Off the bat, Trials shouldn’t be unsigned. While the rest of their fellow Chicagoans get signed for what amounts to note-burping, Trials is a unique commodity in a city that has gone down the sludge tubes. (And no, we’re not referring to the recent plight of the city’s baseball and football teams…like DR has room to talk.) In the Shadows of Swords is the band’s sophomore album, the follow-up to 2011’s Witness to the Downfall, expanding upon the modern metal template already laid down two years ago.

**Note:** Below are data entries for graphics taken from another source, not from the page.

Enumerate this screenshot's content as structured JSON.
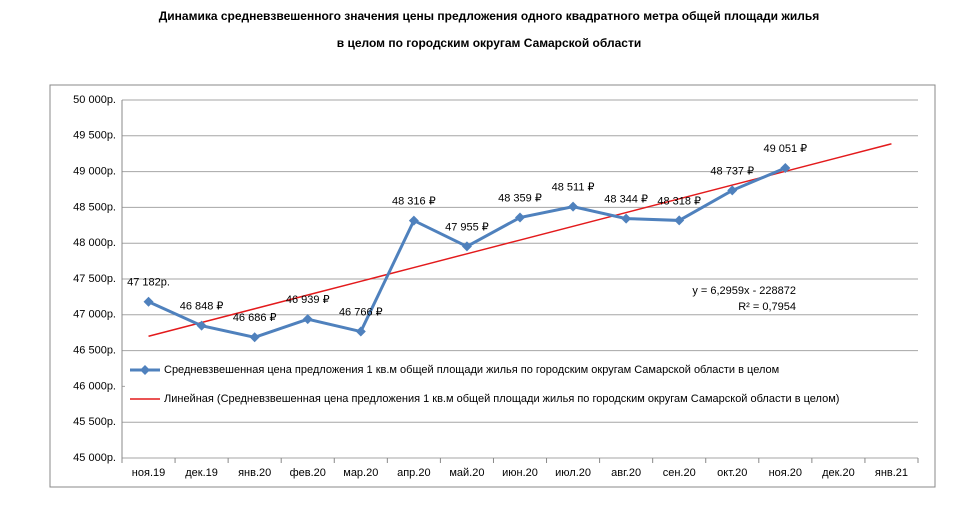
{
  "chart_data": {
    "type": "line",
    "title": [
      "Динамика средневзвешенного значения цены предложения одного квадратного метра общей площади жилья",
      "в целом по городским округам Самарской области"
    ],
    "categories": [
      "ноя.19",
      "дек.19",
      "янв.20",
      "фев.20",
      "мар.20",
      "апр.20",
      "май.20",
      "июн.20",
      "июл.20",
      "авг.20",
      "сен.20",
      "окт.20",
      "ноя.20",
      "дек.20",
      "янв.21"
    ],
    "series": [
      {
        "name": "Средневзвешенная цена предложения 1 кв.м общей площади жилья по городским округам Самарской области в целом",
        "color": "#4f81bd",
        "values": [
          47182,
          46848,
          46686,
          46939,
          46766,
          48316,
          47955,
          48359,
          48511,
          48344,
          48318,
          48737,
          49051,
          null,
          null
        ],
        "value_labels": [
          "47 182р.",
          "46 848 ₽",
          "46 686 ₽",
          "46 939 ₽",
          "46 766 ₽",
          "48 316 ₽",
          "47 955 ₽",
          "48 359 ₽",
          "48 511 ₽",
          "48 344 ₽",
          "48 318 ₽",
          "48 737 ₽",
          "49 051 ₽",
          null,
          null
        ]
      },
      {
        "name": "Линейная (Средневзвешенная цена предложения 1 кв.м общей площади жилья по городским округам Самарской области в целом)",
        "color": "#e31a1c",
        "values": [
          46700,
          46892,
          47084,
          47276,
          47468,
          47660,
          47852,
          48044,
          48236,
          48428,
          48620,
          48812,
          49004,
          49196,
          49388
        ]
      }
    ],
    "annotations": [
      "y = 6,2959x - 228872",
      "R² = 0,7954"
    ],
    "ylim": [
      45000,
      50000
    ],
    "yticks": [
      {
        "value": 45000,
        "label": "45 000р."
      },
      {
        "value": 45500,
        "label": "45 500р."
      },
      {
        "value": 46000,
        "label": "46 000р."
      },
      {
        "value": 46500,
        "label": "46 500р."
      },
      {
        "value": 47000,
        "label": "47 000р."
      },
      {
        "value": 47500,
        "label": "47 500р."
      },
      {
        "value": 48000,
        "label": "48 000р."
      },
      {
        "value": 48500,
        "label": "48 500р."
      },
      {
        "value": 49000,
        "label": "49 000р."
      },
      {
        "value": 49500,
        "label": "49 500р."
      },
      {
        "value": 50000,
        "label": "50 000р."
      }
    ],
    "grid": true
  }
}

Pro production, which automatically gives the album a listenable quality. Because the album is sonically adept, those crunchy alt-Machine Head rhythms popping up on “Believers in Black” are made a little bit crunchier, sure to revive those mid-90’s groove metal days. Quality melodic choices are hanging around too, like on the opening “Conjoined” or “With Only Sorrow Now,” a song that breaks up the flow rather nicely at the halfway mark. The clean vocals that appear on “In the Misery Machine,” “All the Promises” and “Upon this Day” might be the only potential turn-off for straight-ahead thinkers, although Mark Sugar has a quality clean vocal template that neither offends or enthralls.
The accompanying cover of Judas Priest’s “Jawbreaker” adds some wily twists and turns to one of Priest’s more underrated jams, thus giving Trials even more points in the true metal department. In the Shadows of Swords is certainly worth a look if Burn My Eyes still gets you going, and you’ve grown to deaf to the relentless drone of sludge-core-whatever.